The following text tends to be rather paranoid and you'll find
a lot of the hints simply too much. Consider yourself disclaimed.
Distribution
Choosing the right distribution is the first step in securing your server.
Either use a normal desktop-centric distro and go through all the steps
manually or start with a security-enhanced package.
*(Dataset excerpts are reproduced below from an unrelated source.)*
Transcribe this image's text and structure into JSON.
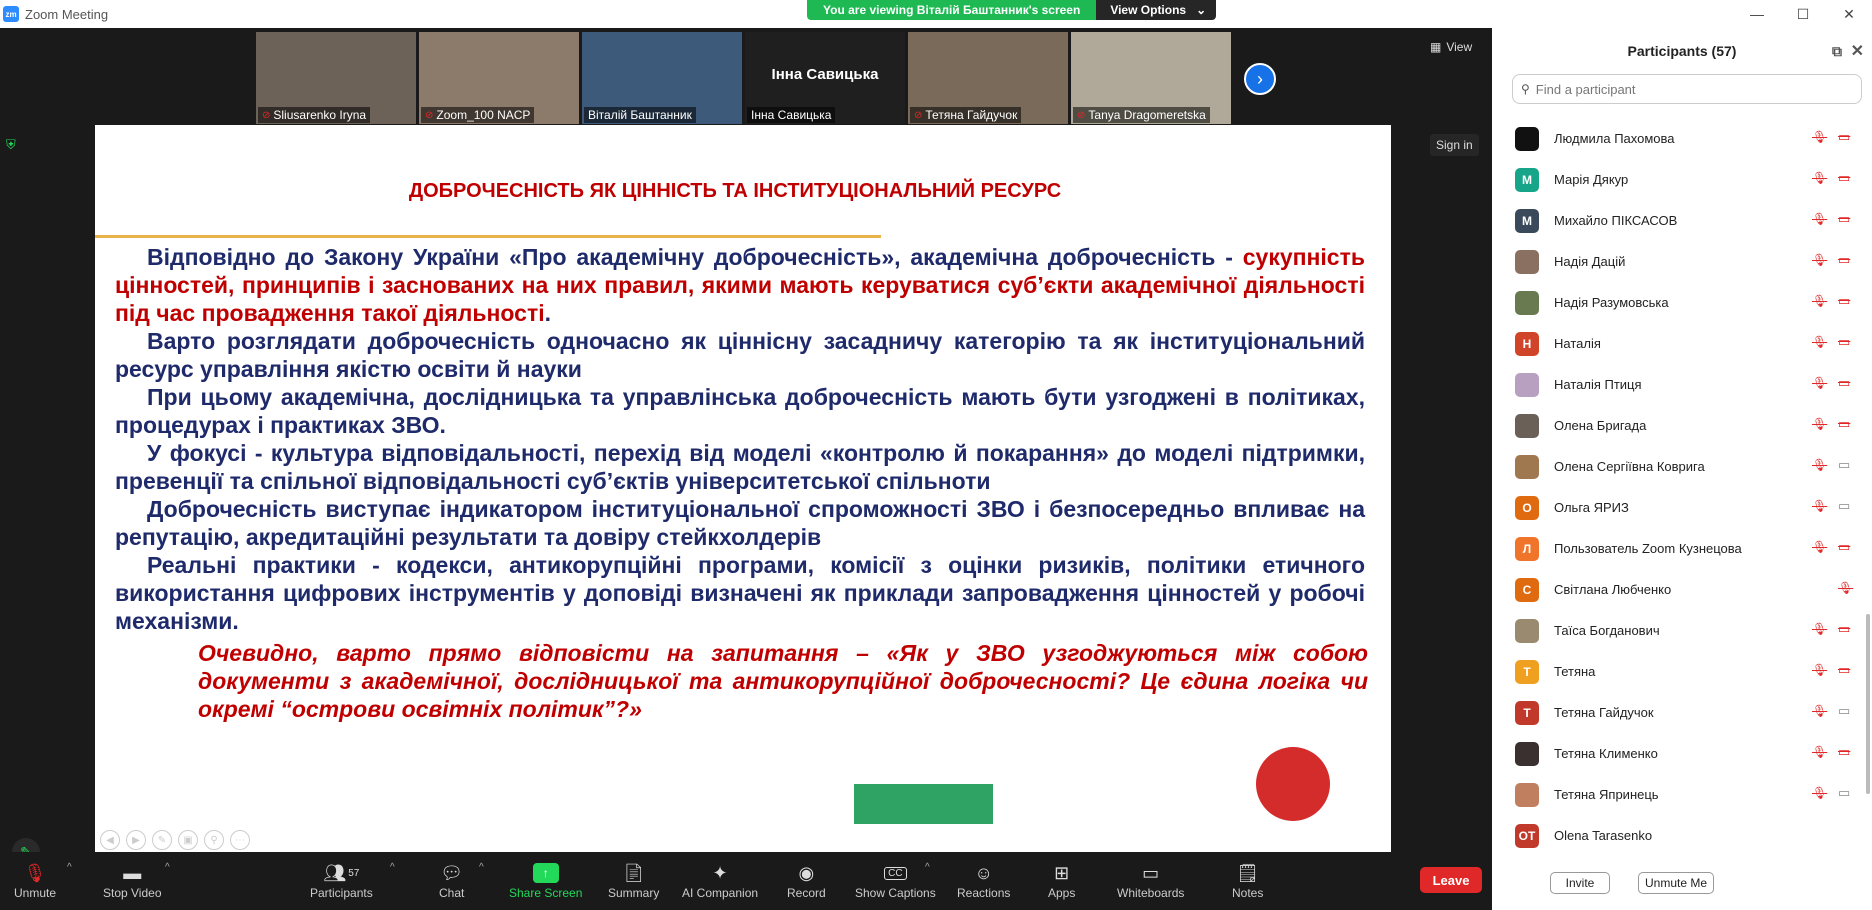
{
  "window": {
    "title": "Zoom Meeting",
    "logo": "zm",
    "minimize": "—",
    "maximize": "☐",
    "close": "✕"
  },
  "banner": {
    "viewing_text": "You are viewing Віталій Баштанник's screen",
    "view_options": "View Options",
    "caret": "⌄"
  },
  "thumbnails": [
    {
      "name": "Sliusarenko Iryna",
      "muted": true,
      "bg": "#6d6257"
    },
    {
      "name": "Zoom_100 NACP",
      "muted": true,
      "bg": "#8c7a6a"
    },
    {
      "name": "Віталій Баштанник",
      "muted": false,
      "bg": "#3d5a7a",
      "active": true
    },
    {
      "name": "Інна Савицька",
      "muted": false,
      "bg": "#1f1f1f",
      "center_name": "Інна Савицька"
    },
    {
      "name": "Тетяна Гайдучок",
      "muted": true,
      "bg": "#7a6a5a"
    },
    {
      "name": "Tanya Dragomeretska",
      "muted": true,
      "bg": "#b0a898"
    }
  ],
  "next_arrow": "›",
  "view_label": "View",
  "signin_label": "Sign in",
  "slide": {
    "title": "ДОБРОЧЕСНІСТЬ ЯК ЦІННІСТЬ ТА ІНСТИТУЦІОНАЛЬНИЙ РЕСУРС",
    "p1_a": "Відповідно до Закону України «Про академічну доброчесність», академічна доброчесність - ",
    "p1_red": "сукупність цінностей, принципів і заснованих на них правил, якими мають керуватися суб’єкти академічної діяльності під час провадження такої діяльності",
    "p1_b": ".",
    "p2": "Варто розглядати доброчесність одночасно як ціннісну засадничу категорію та як інституціональний ресурс управління якістю освіти й науки",
    "p3": "При цьому академічна, дослідницька та управлінська доброчесність мають бути узгоджені в політиках, процедурах і практиках ЗВО.",
    "p4": "У фокусі - культура відповідальності, перехід від моделі «контролю й покарання» до моделі підтримки, превенції та спільної відповідальності суб’єктів університетської спільноти",
    "p5": "Доброчесність виступає індикатором інституціональної спроможності ЗВО і безпосередньо впливає на репутацію, акредитаційні результати та довіру стейкхолдерів",
    "p6": "Реальні практики  - кодекси, антикорупційні програми, комісії з оцінки ризиків, політики етичного використання цифрових інструментів у доповіді визначені як приклади запровадження цінностей у робочі механізми.",
    "quote": "Очевидно, варто прямо відповісти на запитання – «Як у ЗВО узгоджуються між собою документи з академічної, дослідницької та антикорупційної доброчесності? Це єдина логіка чи окремі “острови освітніх політик”?»"
  },
  "toolbar": {
    "unmute": "Unmute",
    "stop_video": "Stop Video",
    "participants": "Participants",
    "participants_count": "57",
    "chat": "Chat",
    "share_screen": "Share Screen",
    "summary": "Summary",
    "ai_companion": "AI Companion",
    "record": "Record",
    "show_captions": "Show Captions",
    "reactions": "Reactions",
    "apps": "Apps",
    "whiteboards": "Whiteboards",
    "notes": "Notes",
    "leave": "Leave"
  },
  "panel": {
    "title": "Participants (57)",
    "search_placeholder": "Find a participant",
    "invite": "Invite",
    "unmute_me": "Unmute Me",
    "participants": [
      {
        "name": "Людмила Пахомова",
        "initial": "",
        "color": "#111111",
        "photo": false,
        "mic_muted": true,
        "cam_off": true
      },
      {
        "name": "Марія Дякур",
        "initial": "М",
        "color": "#17a589",
        "photo": false,
        "mic_muted": true,
        "cam_off": true
      },
      {
        "name": "Михайло ПІКСАСОВ",
        "initial": "М",
        "color": "#3b4a5a",
        "photo": false,
        "mic_muted": true,
        "cam_off": true
      },
      {
        "name": "Надія Дацій",
        "initial": "",
        "color": "#8a7060",
        "photo": true,
        "mic_muted": true,
        "cam_off": true
      },
      {
        "name": "Надія Разумовська",
        "initial": "",
        "color": "#6a7a50",
        "photo": true,
        "mic_muted": true,
        "cam_off": true
      },
      {
        "name": "Наталія",
        "initial": "Н",
        "color": "#d0452a",
        "photo": false,
        "mic_muted": true,
        "cam_off": true
      },
      {
        "name": "Наталія Птиця",
        "initial": "",
        "color": "#b8a0c0",
        "photo": true,
        "mic_muted": true,
        "cam_off": true
      },
      {
        "name": "Олена Бригада",
        "initial": "",
        "color": "#6a6058",
        "photo": true,
        "mic_muted": true,
        "cam_off": true
      },
      {
        "name": "Олена Сергіївна Коврига",
        "initial": "",
        "color": "#a07850",
        "photo": true,
        "mic_muted": true,
        "cam_off": false
      },
      {
        "name": "Ольга ЯРИЗ",
        "initial": "О",
        "color": "#e06a10",
        "photo": false,
        "mic_muted": true,
        "cam_off": false
      },
      {
        "name": "Пользователь Zoom Кузнецова",
        "initial": "Л",
        "color": "#f0742a",
        "photo": false,
        "mic_muted": true,
        "cam_off": true
      },
      {
        "name": "Світлана Любченко",
        "initial": "С",
        "color": "#e06a10",
        "photo": false,
        "mic_muted": true,
        "cam_off": null
      },
      {
        "name": "Таїса Богданович",
        "initial": "",
        "color": "#9a8a70",
        "photo": true,
        "mic_muted": true,
        "cam_off": true
      },
      {
        "name": "Тетяна",
        "initial": "Т",
        "color": "#f0a020",
        "photo": false,
        "mic_muted": true,
        "cam_off": true
      },
      {
        "name": "Тетяна Гайдучок",
        "initial": "Т",
        "color": "#c0392b",
        "photo": false,
        "mic_muted": true,
        "cam_off": false
      },
      {
        "name": "Тетяна Клименко",
        "initial": "",
        "color": "#3a3030",
        "photo": true,
        "mic_muted": true,
        "cam_off": true
      },
      {
        "name": "Тетяна Япринець",
        "initial": "",
        "color": "#c08060",
        "photo": true,
        "mic_muted": true,
        "cam_off": false
      },
      {
        "name": "Olena Tarasenko",
        "initial": "OT",
        "color": "#c0392b",
        "photo": false,
        "mic_muted": null,
        "cam_off": null
      }
    ]
  }
}
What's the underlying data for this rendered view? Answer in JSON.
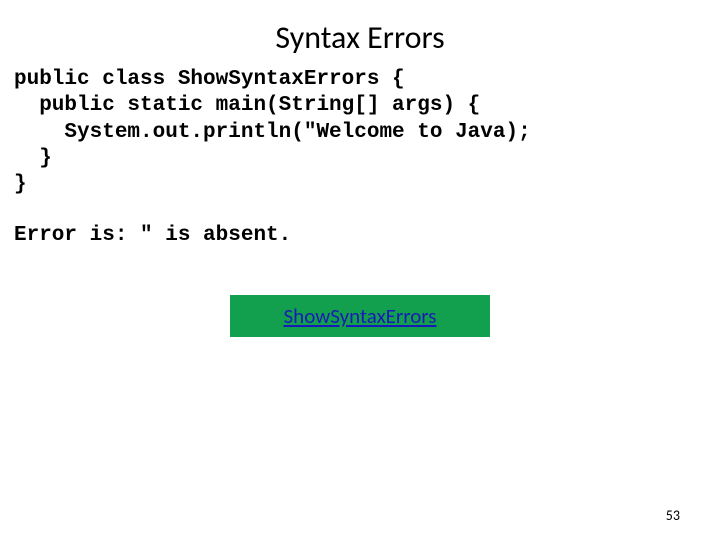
{
  "slide": {
    "title": "Syntax Errors",
    "code": "public class ShowSyntaxErrors {\n  public static main(String[] args) {\n    System.out.println(\"Welcome to Java);\n  }\n}",
    "error_message": "Error is: \" is absent.",
    "button_label": "ShowSyntaxErrors",
    "page_number": "53"
  }
}
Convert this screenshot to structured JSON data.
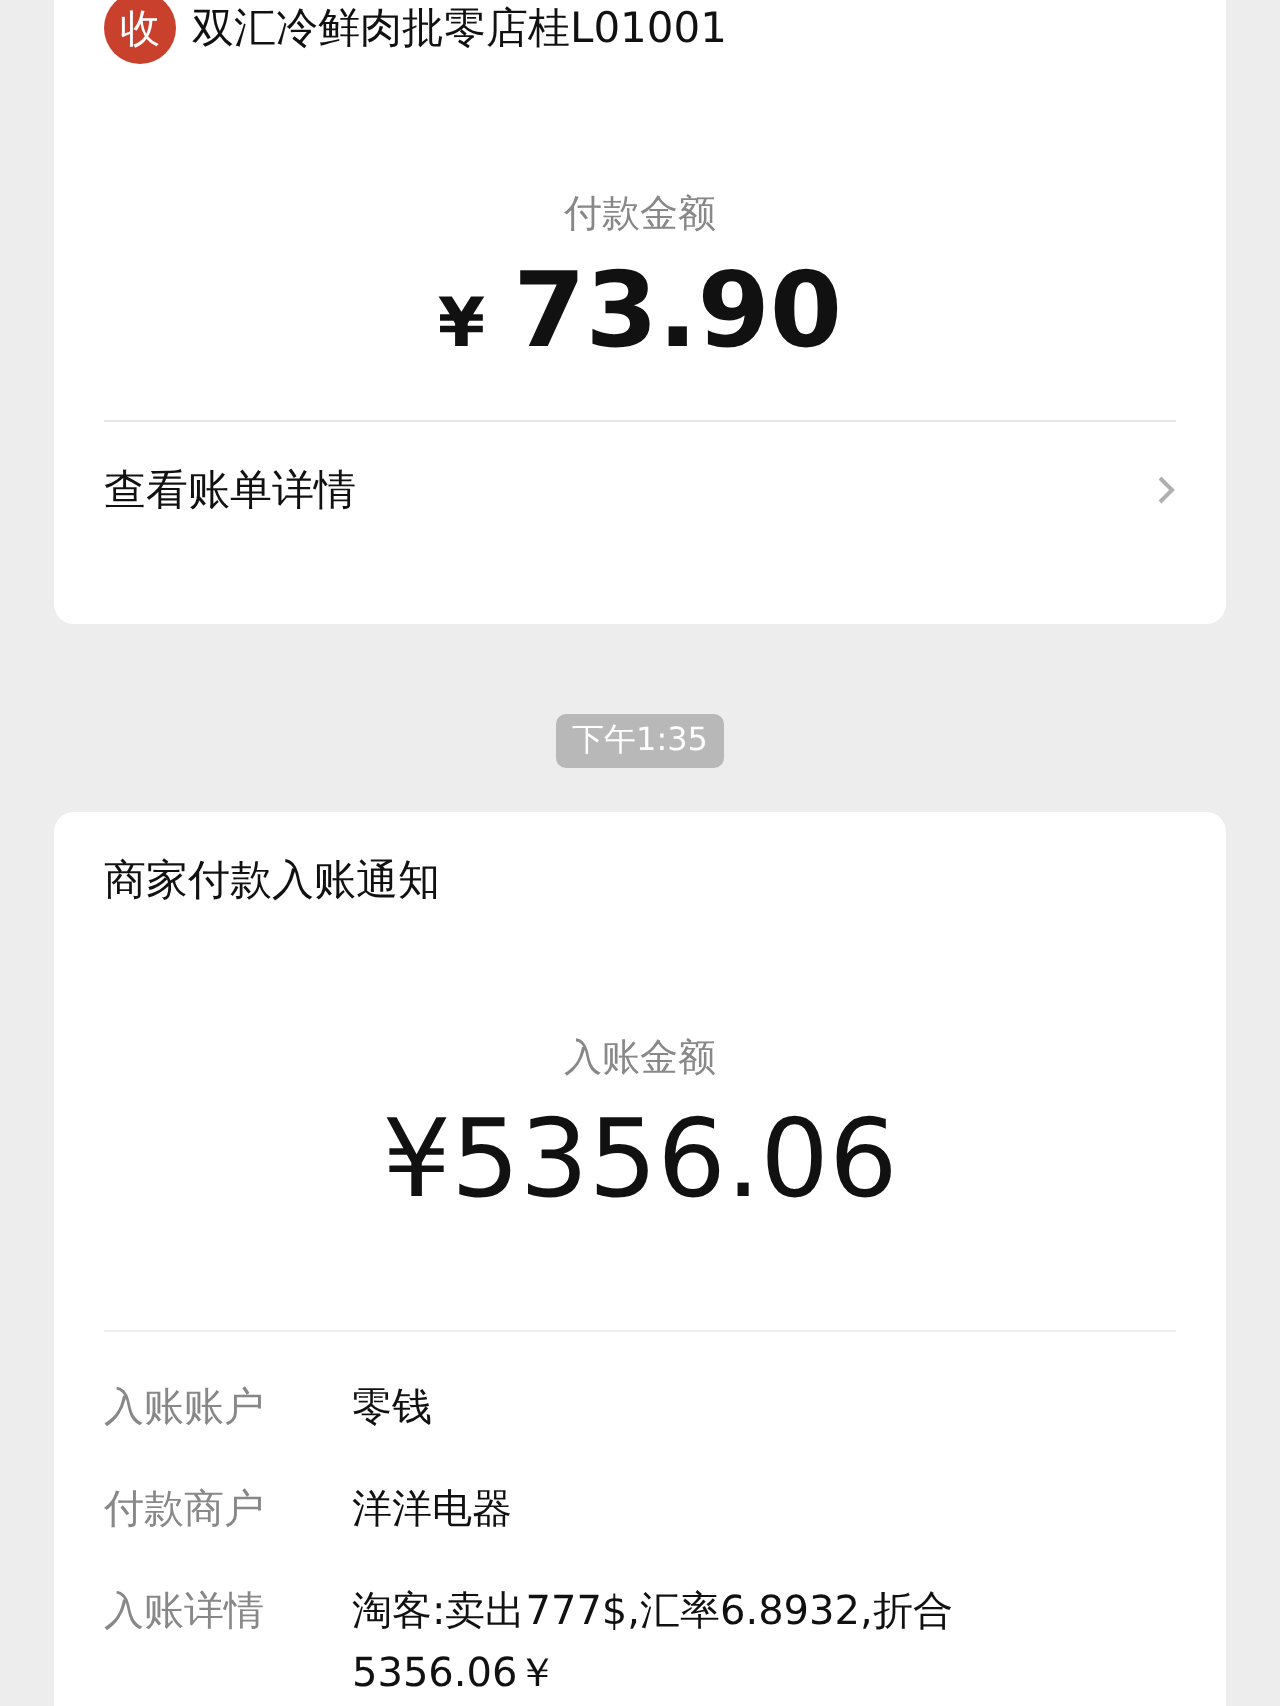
{
  "payment_card": {
    "merchant_icon": "收",
    "merchant": "双汇冷鲜肉批零店桂L01001",
    "amount_label": "付款金额",
    "currency": "¥",
    "amount": "73.90",
    "link": "查看账单详情"
  },
  "time": "下午1:35",
  "notice_card": {
    "title": "商家付款入账通知",
    "amount_label": "入账金额",
    "amount": "¥5356.06",
    "rows": [
      {
        "label": "入账账户",
        "value": "零钱"
      },
      {
        "label": "付款商户",
        "value": "洋洋电器"
      },
      {
        "label": "入账详情",
        "value": "淘客:卖出777$,汇率6.8932,折合5356.06￥"
      }
    ]
  }
}
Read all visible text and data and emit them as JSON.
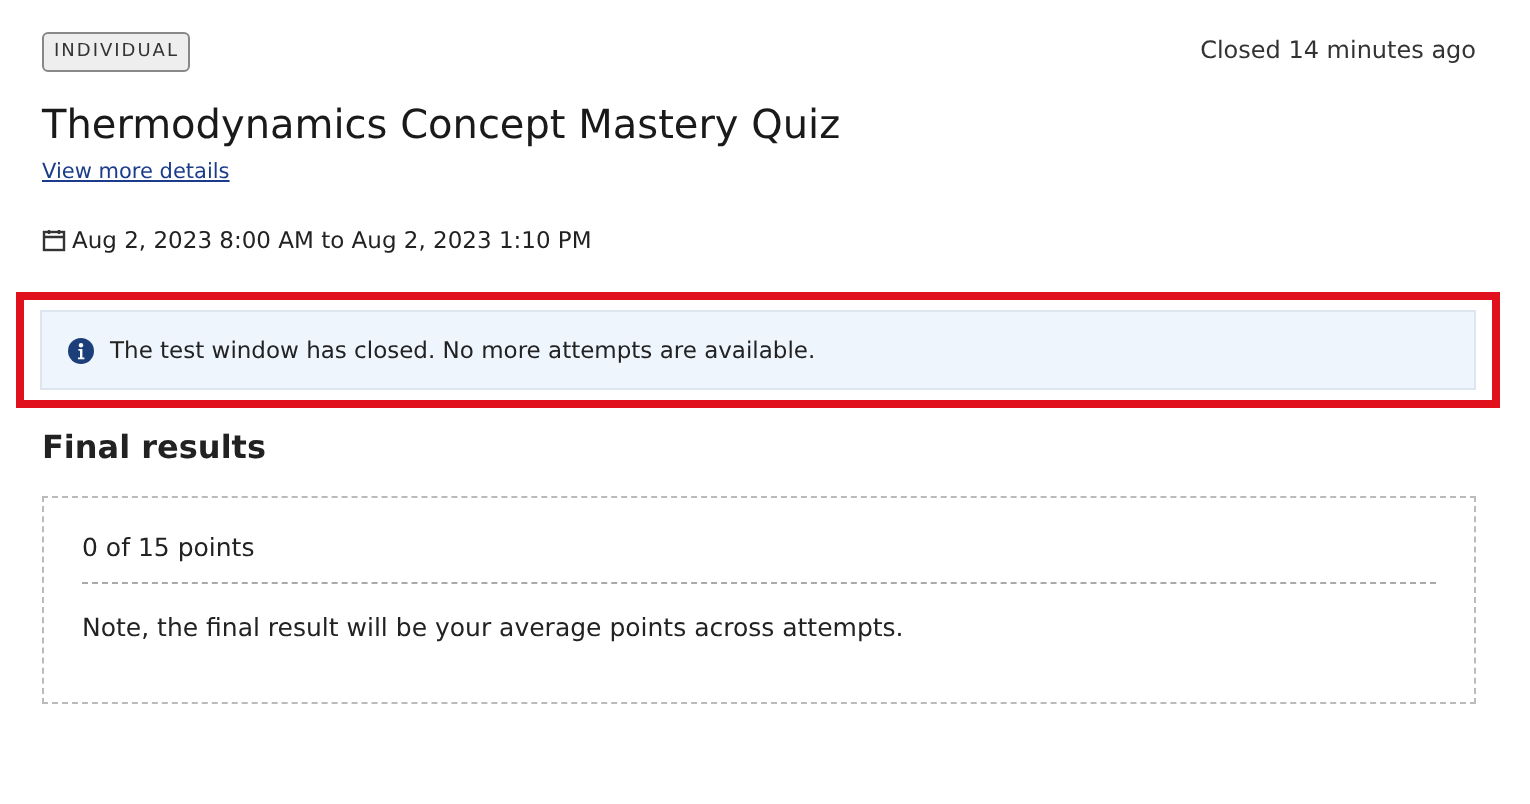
{
  "badge": "INDIVIDUAL",
  "status": "Closed 14 minutes ago",
  "title": "Thermodynamics Concept Mastery Quiz",
  "details_link": "View more details",
  "schedule": "Aug 2, 2023 8:00 AM to Aug 2, 2023 1:10 PM",
  "alert": {
    "text": "The test window has closed. No more attempts are available.",
    "highlighted": true
  },
  "results": {
    "heading": "Final results",
    "score": "0 of 15 points",
    "note": "Note, the final result will be your average points across attempts."
  }
}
I recommned starting with osix.org.
Services
- Check your inetd.conf. Eliminate
any service you do not need.
- Use
tcp-wrappers for services that do not bring
their own access control mechanisms.
- Run netstat -an and check the output. This will
give you hints about tcp/udp deamons that do not get started
via inetd but with startup-scripts (e.g. in
/etc/rc.d...).
- Run lsof (list of open files) and go through its
output.
Remote Access
- Kill telnet! (Run a fake deamon instead that logs every
telnet attempt to yor machine)
- Use
ssh with strong encryption and RSA based
authentication
- Use
IPSec for encrypted tunnels to hosts and networks
Webserver
- Use SSL (https) for administration pages
- Change the ID-line of your server (eg
"HTTP-Deamon/1.34")
- Check your robots.txt file. Does it provide information to
outsiders that can be abused?
- Change all suffixes of cgi-scripts or any other server
scripts to something unsuspicious. (This needs changes in your
webserver's configuration files)
- Do not use hidden fields in forms to save important
information about prizes/session/etc.
- Do sanity checks for input provided by the user. (eg. form
values)
- chroot the webserver
DNS
- Use a recent version of
bind
- Prevent zone transfers to unauthorized hosts
- chroot your dns server
- Do not use the HINFO fields
Mailserver
- Do not use sendmail unless you must....(use
qmail or postfix
instead)
- Take measures against spammers (prevent unauthorized
relaying)
- Consider using a simple SMTP-deamon on your firewall that
act as your mail gateway and relays to your internal
mailserver, if the rules allowes it.
- chroot your mailserver
FTP
- Do not use ftp, use scp instead.
- Never allow a regular user to login with ftp, only allow
anonymous ftp if you must run ftp at all.
- chroot your ftp-server
Filesystem
- Do not allow more suid-programs than you really need
(search for them with find!)
- Check PATH environment variable: no "."!!
- Run a tool like tripwire (with an offline database, of
course) to detect altered binaries that may contain trojan
horses. (Also check important configuration files,
e.g. sshd.conf, on a regular base)
Security Scanner
Regularly run a security scanner, e.g. nessus.